Persaingan antar saudari yang kentara ini, sebetulnya juga sudah berlangsung jauh sebelum polarisasi Jokowi VS Prabowo terbentuk. Di tahun 2000-an, Rachmawati berhasil mengambil suara pendukung PDI Perjuangan yang kecewa dengan membangun Partai Pelopor.
Mulai dari titik tersebut, langkah Rachmawati yang agresif terhadap Megawati, yang menurut McIntyre, terindikasi oleh keadaan psikologis, kini 'membesar' menjadi kompetisi mendapatkan kekuasaan.Â
Pada akhirnya, dunia politik bagi Rachmawati, selain dipandang sebagai arena mengkonfrontasi Megawati dan Sukmawati yang berseberangan secara pandangan politik, juga ajang pertarungan memperoleh kekuasaan. Dengan demikian, kompetisi merebut kekuasaan menjadi biang konflik, seperti yang diistilahkan oleh Maurice Duverger, sosiolog asal AS, bagi hubungan tiga saudari Megawati, Rachmawati, dan Sukmawati.

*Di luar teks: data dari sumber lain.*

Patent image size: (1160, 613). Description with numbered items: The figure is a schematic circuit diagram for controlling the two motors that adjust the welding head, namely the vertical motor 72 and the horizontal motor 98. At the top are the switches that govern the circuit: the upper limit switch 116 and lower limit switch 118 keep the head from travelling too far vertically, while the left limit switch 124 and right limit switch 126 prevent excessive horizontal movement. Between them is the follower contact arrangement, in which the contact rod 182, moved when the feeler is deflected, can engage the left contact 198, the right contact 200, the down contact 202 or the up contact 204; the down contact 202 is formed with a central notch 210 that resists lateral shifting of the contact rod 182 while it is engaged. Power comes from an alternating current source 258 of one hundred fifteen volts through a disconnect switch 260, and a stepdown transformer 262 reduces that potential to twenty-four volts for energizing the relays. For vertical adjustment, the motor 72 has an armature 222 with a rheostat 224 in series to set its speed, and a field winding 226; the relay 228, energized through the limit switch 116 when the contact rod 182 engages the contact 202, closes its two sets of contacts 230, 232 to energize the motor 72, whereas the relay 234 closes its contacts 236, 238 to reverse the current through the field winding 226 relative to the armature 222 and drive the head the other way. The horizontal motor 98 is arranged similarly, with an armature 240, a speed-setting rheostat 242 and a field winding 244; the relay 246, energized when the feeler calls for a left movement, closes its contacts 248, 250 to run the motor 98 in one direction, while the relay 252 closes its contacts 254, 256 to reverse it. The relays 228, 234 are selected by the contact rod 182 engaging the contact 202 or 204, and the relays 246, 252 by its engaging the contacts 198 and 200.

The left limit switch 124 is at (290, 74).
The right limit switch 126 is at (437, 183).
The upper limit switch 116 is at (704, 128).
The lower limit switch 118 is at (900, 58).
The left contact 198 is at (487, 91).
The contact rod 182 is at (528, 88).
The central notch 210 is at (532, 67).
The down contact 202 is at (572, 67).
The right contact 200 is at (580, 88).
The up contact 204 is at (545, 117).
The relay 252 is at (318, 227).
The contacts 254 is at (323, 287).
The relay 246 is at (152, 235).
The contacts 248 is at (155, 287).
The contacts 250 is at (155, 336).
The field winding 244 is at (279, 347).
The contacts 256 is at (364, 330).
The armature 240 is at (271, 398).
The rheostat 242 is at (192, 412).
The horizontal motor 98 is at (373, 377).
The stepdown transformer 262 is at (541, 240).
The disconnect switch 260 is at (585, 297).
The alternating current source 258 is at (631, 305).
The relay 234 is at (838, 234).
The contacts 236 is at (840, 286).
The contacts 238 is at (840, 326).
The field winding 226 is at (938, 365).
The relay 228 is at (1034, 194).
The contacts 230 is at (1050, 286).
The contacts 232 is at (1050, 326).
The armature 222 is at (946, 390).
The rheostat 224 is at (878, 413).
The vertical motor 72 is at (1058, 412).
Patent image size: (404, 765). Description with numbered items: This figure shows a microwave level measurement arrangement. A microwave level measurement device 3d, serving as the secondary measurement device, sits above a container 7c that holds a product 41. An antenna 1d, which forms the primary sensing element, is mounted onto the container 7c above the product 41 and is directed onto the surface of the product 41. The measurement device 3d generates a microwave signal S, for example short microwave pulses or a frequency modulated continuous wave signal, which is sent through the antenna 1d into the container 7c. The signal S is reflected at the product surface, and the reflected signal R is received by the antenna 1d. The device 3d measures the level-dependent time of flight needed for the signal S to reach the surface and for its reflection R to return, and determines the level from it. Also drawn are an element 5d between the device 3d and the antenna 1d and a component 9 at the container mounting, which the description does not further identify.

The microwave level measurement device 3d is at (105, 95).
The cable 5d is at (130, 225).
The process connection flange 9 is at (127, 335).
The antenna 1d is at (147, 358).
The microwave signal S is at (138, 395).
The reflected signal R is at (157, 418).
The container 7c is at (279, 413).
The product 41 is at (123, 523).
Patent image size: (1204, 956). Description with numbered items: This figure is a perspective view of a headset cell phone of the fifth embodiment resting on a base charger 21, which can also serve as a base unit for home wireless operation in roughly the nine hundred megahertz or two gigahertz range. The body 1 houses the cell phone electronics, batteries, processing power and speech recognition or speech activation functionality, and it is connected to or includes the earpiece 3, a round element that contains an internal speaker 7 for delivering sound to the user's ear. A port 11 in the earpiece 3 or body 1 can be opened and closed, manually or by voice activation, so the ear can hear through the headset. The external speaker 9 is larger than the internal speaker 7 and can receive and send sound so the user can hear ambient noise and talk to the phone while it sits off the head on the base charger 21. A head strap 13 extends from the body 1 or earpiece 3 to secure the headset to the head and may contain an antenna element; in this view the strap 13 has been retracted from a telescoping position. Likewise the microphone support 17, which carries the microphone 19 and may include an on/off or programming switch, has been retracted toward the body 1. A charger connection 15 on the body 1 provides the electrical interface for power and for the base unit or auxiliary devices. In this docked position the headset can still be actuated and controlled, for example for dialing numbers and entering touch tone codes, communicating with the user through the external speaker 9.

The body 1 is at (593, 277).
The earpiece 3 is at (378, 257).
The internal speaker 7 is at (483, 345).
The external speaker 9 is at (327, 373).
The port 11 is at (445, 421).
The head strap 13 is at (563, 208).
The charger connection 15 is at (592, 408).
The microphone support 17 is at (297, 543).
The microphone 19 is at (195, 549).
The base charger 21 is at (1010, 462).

Keberadaan Rachmawati sebagai bagian dari polarisasi politik nasional sekaligus 'pemecah' dalam trah keluarga Soekarno, mengingatkan pada apa yang pernah disampaikan oleh Philip Meyer, penulis fiksi asal AS, persaingan antar saudara kandung memang kerap mengantarkan seseorang pada kompetisi paling pahit nan tak berujung. (A27)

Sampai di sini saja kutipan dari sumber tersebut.